Back to the future

You get to talk to lots of interesting people on airplanes. A while back, I was sitting next to an older gentleman from Texas. He was a grandfather nearing retirement, working in the banking industry. We exchanged the usual family and job facts, and as usual whenever I mention that I work with schools, he wanted to share some stories. Of course, everyone is an expert at school. They went, they have children — it’s the one institution that we all have in common. People like telling their stories.

This particular Texas gentleman had grandchildren ranging in age from babies to teens, and his daughter was a teacher too. “It’s not like back when I went to school,” he said after a time, and I braced for the rest of the sentence. I fully expected it to be something about getting back to basics, or how today’s kids don’t value education and the parents don’t discipline them.

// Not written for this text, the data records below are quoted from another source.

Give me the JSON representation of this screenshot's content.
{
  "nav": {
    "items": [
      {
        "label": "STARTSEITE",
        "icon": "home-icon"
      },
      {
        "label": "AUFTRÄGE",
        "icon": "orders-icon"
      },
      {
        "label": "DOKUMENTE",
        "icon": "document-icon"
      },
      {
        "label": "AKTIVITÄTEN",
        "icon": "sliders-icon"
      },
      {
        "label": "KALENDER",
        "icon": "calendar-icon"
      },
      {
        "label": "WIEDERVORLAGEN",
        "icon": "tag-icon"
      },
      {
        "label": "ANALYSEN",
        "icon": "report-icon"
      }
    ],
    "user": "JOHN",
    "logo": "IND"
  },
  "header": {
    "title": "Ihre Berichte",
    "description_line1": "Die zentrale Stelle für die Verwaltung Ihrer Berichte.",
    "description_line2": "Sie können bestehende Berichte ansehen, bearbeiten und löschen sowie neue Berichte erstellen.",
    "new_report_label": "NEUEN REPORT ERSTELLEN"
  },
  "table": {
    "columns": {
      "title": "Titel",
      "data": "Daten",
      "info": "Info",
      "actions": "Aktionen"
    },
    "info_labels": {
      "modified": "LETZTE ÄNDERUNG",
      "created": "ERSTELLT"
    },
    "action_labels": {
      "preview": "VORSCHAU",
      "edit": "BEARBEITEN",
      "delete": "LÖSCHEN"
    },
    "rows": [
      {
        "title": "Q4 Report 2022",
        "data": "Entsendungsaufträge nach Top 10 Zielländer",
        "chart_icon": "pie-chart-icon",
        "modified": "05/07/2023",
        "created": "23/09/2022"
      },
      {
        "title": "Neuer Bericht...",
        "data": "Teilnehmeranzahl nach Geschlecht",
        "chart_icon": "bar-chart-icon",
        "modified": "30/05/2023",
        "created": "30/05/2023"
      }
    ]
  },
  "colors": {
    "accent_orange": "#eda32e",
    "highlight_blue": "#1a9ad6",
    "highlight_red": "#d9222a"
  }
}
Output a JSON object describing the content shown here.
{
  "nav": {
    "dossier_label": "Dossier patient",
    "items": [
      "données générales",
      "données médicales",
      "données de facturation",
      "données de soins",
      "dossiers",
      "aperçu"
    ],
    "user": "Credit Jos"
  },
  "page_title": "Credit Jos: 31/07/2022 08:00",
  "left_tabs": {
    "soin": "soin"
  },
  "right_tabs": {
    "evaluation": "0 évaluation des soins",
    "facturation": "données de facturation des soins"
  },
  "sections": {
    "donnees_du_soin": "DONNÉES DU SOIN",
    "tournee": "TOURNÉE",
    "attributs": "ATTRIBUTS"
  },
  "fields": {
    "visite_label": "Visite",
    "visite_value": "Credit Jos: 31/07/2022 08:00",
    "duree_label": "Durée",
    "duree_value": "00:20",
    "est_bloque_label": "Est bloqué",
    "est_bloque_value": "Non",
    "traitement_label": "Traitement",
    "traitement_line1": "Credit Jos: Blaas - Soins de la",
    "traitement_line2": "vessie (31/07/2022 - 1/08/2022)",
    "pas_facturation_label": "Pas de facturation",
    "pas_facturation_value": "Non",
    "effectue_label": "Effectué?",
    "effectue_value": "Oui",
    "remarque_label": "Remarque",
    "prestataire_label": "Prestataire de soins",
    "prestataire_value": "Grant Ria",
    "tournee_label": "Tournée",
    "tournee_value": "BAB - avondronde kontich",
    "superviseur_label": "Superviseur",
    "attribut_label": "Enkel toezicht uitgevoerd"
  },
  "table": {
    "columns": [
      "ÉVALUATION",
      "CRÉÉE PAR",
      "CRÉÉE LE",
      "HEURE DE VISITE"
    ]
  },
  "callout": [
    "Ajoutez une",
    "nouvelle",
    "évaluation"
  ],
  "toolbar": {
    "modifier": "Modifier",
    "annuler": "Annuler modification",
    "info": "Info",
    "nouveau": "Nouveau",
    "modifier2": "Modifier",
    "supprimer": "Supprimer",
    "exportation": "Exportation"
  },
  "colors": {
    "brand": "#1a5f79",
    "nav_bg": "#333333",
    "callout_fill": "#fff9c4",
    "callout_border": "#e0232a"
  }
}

But then he said something completely different. He said that when he went to school, his teachers encouraged him to think, and that they helped students do their work, not just memorize facts. He said that he’s often in his grandchildren’s classrooms and “the teachers talk all the time” from the front of the class. He wondered how anyone could learn like that. “It wasn’t like that when I was young,” he sighed.

Later on, I sat there questioning all my assumptions. Of course not all “olden days” teachers were drilling students. How could I have had that image in my head? When people think about the past, of course we all recall had different experiences. Talking about how school used to be is meaningless; it’s too dependent on your personal experience. Unfortunately, we hear this kind of language all the time, whether it’s to point at the “bad old days” or the “good old days” Neither of them ever really existed.

People are always searching for the new new thing – it’s human nature to enjoy stimulating new ideas. However, things like 21st century skills, where we try to define what students need to know “now” (as if creative thinking wasn’t ever valued,) is a solution to a problem that may not exist. It may just be a reflection of our vast, yet fundamentally faulty collective memory of things that never were.